While Scott thinks everything is fine and dandy with dating a 17-year-old Chinese Catholic schoolgirl with the uniform and everything, all that changes after dreaming of another girl with short bright purple hair who we find out is named Ramona Flowers (Winstead), delivers for Amazon.ca, and will only agree to hang out with Scott if he signs for his damn package. Scott finds out that Ramona is real when he spies her at one of Julie Powers’ (Aubrey Plaza) parties where Julie forbids Scott from dating Ramona and everyone else tries to warn Scott about her baggage which he gleefully ignores while proceeding to stalk her throughout the party until she leaves.
Once Scott signs for his package and has a lame first date with Ramona, Stills informs the band that they have all been accepted into the TIBB (Toronto International Battle of the Bands). Now the cool kids will finally be wearing Sex Bob-Omb shirts too and not just Knives. At said TIBB the party gets crashed by Ramona’s first “Evil Ex-Boyfriend,” Matthew Patel (Satya Bhabha). While Scott may have skimmed Patel’s email about the League of Evil Exes he has come to fight. Yes, Scott must defeat Ramona’s seven evil exes before the two of them can officially be together.

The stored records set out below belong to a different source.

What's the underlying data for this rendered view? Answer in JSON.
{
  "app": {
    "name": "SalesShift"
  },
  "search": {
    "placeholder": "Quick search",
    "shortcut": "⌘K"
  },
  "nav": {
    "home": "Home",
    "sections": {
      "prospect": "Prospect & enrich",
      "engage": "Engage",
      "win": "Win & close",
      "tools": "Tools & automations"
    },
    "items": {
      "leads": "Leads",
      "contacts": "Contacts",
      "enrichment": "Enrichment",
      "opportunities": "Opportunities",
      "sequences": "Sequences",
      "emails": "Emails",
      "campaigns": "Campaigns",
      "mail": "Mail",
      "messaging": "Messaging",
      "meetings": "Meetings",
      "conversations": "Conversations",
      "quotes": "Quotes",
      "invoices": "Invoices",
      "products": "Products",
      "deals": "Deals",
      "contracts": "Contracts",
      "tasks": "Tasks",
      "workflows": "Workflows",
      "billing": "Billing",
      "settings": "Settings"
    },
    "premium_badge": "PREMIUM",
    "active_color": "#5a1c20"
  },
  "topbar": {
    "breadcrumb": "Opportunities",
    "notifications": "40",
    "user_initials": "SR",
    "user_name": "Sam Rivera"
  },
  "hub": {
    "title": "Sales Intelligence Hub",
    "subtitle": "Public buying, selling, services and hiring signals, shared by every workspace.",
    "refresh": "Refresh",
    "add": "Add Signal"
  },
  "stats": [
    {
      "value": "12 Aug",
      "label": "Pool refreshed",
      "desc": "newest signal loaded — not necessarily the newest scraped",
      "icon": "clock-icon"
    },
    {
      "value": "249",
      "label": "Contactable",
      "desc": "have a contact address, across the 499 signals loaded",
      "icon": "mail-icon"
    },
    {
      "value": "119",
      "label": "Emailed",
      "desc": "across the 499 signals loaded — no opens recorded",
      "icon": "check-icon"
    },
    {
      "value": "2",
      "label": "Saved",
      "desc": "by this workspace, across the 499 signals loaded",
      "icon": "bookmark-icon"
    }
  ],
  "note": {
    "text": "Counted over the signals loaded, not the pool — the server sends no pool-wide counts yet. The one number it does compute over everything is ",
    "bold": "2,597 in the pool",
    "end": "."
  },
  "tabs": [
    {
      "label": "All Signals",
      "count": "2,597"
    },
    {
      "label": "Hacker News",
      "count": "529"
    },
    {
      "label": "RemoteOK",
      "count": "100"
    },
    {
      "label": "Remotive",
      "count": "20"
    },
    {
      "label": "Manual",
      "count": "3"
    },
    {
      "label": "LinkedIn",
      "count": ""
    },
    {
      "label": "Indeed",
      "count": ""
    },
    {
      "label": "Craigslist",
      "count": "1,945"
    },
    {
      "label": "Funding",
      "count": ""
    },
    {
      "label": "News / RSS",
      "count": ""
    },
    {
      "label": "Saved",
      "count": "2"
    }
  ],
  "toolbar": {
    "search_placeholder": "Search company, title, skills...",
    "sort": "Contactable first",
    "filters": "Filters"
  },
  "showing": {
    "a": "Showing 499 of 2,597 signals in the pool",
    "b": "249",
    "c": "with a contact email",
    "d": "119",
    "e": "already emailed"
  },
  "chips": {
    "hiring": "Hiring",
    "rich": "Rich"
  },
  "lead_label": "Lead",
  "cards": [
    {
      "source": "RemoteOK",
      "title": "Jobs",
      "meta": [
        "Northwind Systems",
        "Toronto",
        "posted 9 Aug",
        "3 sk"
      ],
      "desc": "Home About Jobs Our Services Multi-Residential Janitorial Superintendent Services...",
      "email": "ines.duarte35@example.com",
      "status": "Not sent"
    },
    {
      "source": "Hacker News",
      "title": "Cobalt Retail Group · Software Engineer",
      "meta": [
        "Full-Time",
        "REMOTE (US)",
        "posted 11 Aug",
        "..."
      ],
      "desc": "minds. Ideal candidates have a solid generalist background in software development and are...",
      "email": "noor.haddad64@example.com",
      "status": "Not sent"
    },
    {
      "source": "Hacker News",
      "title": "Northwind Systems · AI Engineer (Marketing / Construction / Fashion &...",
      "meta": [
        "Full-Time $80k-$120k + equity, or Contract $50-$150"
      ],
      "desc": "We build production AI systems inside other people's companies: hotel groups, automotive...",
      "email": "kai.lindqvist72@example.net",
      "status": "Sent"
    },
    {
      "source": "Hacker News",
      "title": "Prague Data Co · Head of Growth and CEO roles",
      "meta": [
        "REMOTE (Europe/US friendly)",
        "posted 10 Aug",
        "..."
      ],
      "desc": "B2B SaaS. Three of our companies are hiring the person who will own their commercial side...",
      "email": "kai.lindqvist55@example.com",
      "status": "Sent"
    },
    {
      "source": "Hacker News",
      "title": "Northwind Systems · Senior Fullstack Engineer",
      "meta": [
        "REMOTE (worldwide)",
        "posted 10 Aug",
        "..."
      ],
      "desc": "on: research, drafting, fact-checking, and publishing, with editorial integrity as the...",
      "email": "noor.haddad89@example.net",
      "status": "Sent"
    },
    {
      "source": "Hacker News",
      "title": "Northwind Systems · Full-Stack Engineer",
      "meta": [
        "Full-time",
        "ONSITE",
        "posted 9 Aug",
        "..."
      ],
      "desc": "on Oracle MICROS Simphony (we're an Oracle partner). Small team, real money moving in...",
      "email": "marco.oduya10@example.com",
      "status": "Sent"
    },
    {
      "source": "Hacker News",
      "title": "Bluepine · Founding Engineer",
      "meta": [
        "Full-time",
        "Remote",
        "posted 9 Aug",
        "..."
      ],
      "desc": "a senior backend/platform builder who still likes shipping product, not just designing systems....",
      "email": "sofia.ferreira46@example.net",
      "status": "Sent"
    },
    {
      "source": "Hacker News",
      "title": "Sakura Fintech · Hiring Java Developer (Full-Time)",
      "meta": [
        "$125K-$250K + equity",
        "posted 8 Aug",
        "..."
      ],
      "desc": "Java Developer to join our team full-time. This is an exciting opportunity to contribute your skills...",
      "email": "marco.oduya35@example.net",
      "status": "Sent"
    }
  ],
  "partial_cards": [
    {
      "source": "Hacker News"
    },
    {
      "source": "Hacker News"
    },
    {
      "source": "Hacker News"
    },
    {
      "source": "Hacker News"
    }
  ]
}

Now that’s baggage.
While it may seem like my three paragraphs of synopsis is stuffed to the gills with plot, I’ve barely scratched the surface and to say any more would only disservice the film and ruin the hilarious surprises. “Scott Pilgrim” is pure experience and if you thought you’ve seen over-stylized representations of comic books or graphic novels before, nothing can prepare you for this. However, beware the Vegan Police and Lucas Lee (Chris Evans) and his stunt team. Note to Wright: we’ve seen what you can do with action spoofs, but would you be so kind as to direct a string of Lucas Lee films, pretty please?!
What director Edgar Wright and cowriter Michael Bacall have managed to pull out of their hat is a film that’s totally enraptured by itself. It is completely self-aware and almost comes across as a parody of something but as it’s based on original material it just goes to show what some real imagination in Hollywood can bring. If you think Nigel Godrich’s recomposition of the Universal Pictures theme is brilliant, just wait till you see what Wright comes up with to slam dunk the joke later. It also seems in Wright’s best interest that he uses the comic form mostly for framing and editing while visually sticking to the video game aspects for storytelling purposes.
First June brought us “Toy Story 3,” then July gave us “Inception,” and now August gets its offering of total coolness overload with “Scott Pilgrim vs. the World.” While May’s Iron Man 2 can’t be left without notice, and some may find it a dreadful summer when there’s been a total of four exceptional films, these sure make up for the rest of the lot if you ask me.